C’est totalement n’importe quoi, et prenons un argument simple pour cela. Les crimes existent dans la société actuelle, mais dans tous les cas il y a une motivation, soit financière, soit la vengeance, etc.

Or, cela signifie que le meurtre n’est pas « naturel » mais le fruit d’une élaboration théorique. D’ailleurs, peu de gens tuent, le meurtre est rare, les gens n’aiment pas tuer et s’il y a des morts, c’est le plus souvent le fruit d’un mauvais coup, un accident.
Les seuls qui tuent de manière banale sont les « tueurs en série », mais il est évident que ces gens ont subi une vie très difficile les ayant perturbé au point qu’il y a des meurtres…

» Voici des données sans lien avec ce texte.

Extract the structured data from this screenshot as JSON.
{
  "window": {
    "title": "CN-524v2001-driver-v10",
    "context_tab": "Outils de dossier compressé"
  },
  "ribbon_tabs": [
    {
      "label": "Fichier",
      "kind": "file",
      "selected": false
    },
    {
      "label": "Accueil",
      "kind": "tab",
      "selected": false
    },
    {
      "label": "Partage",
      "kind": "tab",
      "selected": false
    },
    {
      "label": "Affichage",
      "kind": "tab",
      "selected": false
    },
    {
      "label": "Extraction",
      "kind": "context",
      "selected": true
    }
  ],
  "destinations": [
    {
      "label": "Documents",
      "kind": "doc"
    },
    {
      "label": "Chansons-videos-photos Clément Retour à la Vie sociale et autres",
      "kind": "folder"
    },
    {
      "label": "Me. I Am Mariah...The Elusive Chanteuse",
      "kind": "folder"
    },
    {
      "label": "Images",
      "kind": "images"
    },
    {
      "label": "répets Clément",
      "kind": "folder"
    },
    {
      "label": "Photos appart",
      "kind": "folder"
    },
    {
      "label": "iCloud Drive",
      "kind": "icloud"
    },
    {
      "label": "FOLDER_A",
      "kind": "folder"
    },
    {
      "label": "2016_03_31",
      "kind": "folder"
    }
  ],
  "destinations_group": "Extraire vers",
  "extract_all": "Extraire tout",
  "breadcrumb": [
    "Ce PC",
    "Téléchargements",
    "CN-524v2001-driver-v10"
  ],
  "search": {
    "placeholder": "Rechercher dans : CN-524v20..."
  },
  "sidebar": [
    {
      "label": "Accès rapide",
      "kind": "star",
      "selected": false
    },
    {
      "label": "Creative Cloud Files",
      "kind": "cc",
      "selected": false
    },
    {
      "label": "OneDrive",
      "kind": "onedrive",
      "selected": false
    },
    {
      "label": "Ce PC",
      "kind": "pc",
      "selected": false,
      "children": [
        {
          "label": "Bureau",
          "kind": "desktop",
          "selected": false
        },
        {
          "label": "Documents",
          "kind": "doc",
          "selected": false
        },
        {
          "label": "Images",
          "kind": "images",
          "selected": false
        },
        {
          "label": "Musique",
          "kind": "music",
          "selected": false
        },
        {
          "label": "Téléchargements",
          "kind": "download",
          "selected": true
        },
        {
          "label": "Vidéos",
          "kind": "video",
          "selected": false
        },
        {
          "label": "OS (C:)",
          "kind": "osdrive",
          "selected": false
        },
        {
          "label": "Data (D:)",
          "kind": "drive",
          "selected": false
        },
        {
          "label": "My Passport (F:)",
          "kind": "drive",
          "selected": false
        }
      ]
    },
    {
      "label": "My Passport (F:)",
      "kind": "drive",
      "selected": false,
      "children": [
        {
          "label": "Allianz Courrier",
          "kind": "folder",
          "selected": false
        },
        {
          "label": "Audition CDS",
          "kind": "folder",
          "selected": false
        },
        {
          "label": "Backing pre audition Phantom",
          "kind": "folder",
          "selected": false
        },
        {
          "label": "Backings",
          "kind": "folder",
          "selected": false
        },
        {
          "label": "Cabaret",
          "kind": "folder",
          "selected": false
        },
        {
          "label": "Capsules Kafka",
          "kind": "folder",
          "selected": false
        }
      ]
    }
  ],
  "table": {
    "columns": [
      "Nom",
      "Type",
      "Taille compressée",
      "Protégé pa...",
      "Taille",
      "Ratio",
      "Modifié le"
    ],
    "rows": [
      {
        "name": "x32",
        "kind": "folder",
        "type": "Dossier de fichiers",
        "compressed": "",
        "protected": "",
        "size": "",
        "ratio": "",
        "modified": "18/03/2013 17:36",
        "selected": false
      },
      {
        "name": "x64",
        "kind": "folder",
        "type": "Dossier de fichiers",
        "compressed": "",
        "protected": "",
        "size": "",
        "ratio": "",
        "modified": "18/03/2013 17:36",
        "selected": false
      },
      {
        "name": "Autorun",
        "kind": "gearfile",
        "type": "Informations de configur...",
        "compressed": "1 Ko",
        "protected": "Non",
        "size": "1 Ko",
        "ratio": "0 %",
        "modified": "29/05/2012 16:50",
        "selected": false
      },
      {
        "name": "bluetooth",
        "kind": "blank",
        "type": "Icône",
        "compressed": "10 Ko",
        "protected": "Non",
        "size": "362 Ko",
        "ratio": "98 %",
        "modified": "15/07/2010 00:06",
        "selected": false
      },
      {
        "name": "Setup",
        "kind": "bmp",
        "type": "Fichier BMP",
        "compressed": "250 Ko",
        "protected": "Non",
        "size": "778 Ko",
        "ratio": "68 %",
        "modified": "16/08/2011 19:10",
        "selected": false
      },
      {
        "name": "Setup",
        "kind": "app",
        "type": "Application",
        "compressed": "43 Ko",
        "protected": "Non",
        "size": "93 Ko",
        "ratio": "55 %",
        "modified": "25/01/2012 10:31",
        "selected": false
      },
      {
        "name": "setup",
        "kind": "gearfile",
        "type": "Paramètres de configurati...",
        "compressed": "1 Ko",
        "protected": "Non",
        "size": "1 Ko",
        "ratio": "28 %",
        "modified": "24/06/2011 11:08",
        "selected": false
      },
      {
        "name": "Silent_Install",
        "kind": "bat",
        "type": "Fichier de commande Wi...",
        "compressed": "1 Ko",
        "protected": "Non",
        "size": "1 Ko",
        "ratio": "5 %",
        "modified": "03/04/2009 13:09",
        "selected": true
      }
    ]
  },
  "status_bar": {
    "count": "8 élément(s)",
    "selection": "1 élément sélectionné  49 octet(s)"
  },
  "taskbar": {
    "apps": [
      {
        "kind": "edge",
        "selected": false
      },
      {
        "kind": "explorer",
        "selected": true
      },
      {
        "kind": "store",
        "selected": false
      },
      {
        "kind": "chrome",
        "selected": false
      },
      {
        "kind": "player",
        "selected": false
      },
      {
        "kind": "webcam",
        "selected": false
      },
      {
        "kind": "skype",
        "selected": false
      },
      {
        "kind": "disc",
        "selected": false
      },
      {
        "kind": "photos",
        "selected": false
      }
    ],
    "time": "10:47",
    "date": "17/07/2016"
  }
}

Il n’y a strictement aucune situation où, comme dans le film totalement sordide Orange mécanique, des gens vont pour tuer et violer, juste pour le « fun », juste comme cela… cela n’existe tout simplement pas. Tout est lié à une situation sociale.

Les meurtres entre animaux répondent pareillement à des situations. Et celles-ci évoluent ; il n’y a que des humains anthropocentriques pour s’imaginer que la Nature est statique. D’ailleurs, les humains perturbent la Nature justement et provoquent des troubles aboutissant à des batailles, non pas individuelles, mais collectives.

L’article du Monde parle d’ailleurs de grands singes allant tuer leurs voisins : c’est bien la preuve qu’il ne s’agit pas d’un affrontement individuel, mais d’une logique de groupe. Une logique qui dépasse l’individu.

Mais le fond de la question est là : soit on croit en des « individus » disposant d’une âme, d’un libre-arbitre, de pulsions, etc., soit on sait que les individus sont des animaux répondant à des détermines généraux : ceux de la Nature.

Pour les religions, les humains sont mauvais, portant en eux quelque chose de diabolique, la violence, le mal. Il y a le « choix », et on pourrait faire le choix du « mal » !

Tout cela est absurde : les humains ne sont qu’un aspect de la vie, et la vie appelle la vie, la vie n’est jamais auto-destruction, sinon il n’y aurait eu aucune évolution, aucune progression dans la complexité.

La vision du monde où règne la guerre de chacun contre chacun est contradictoire avec le caractère non statique du monde, avec la complexité toujours plus grande de la Nature, de la vie, des êtres vivants.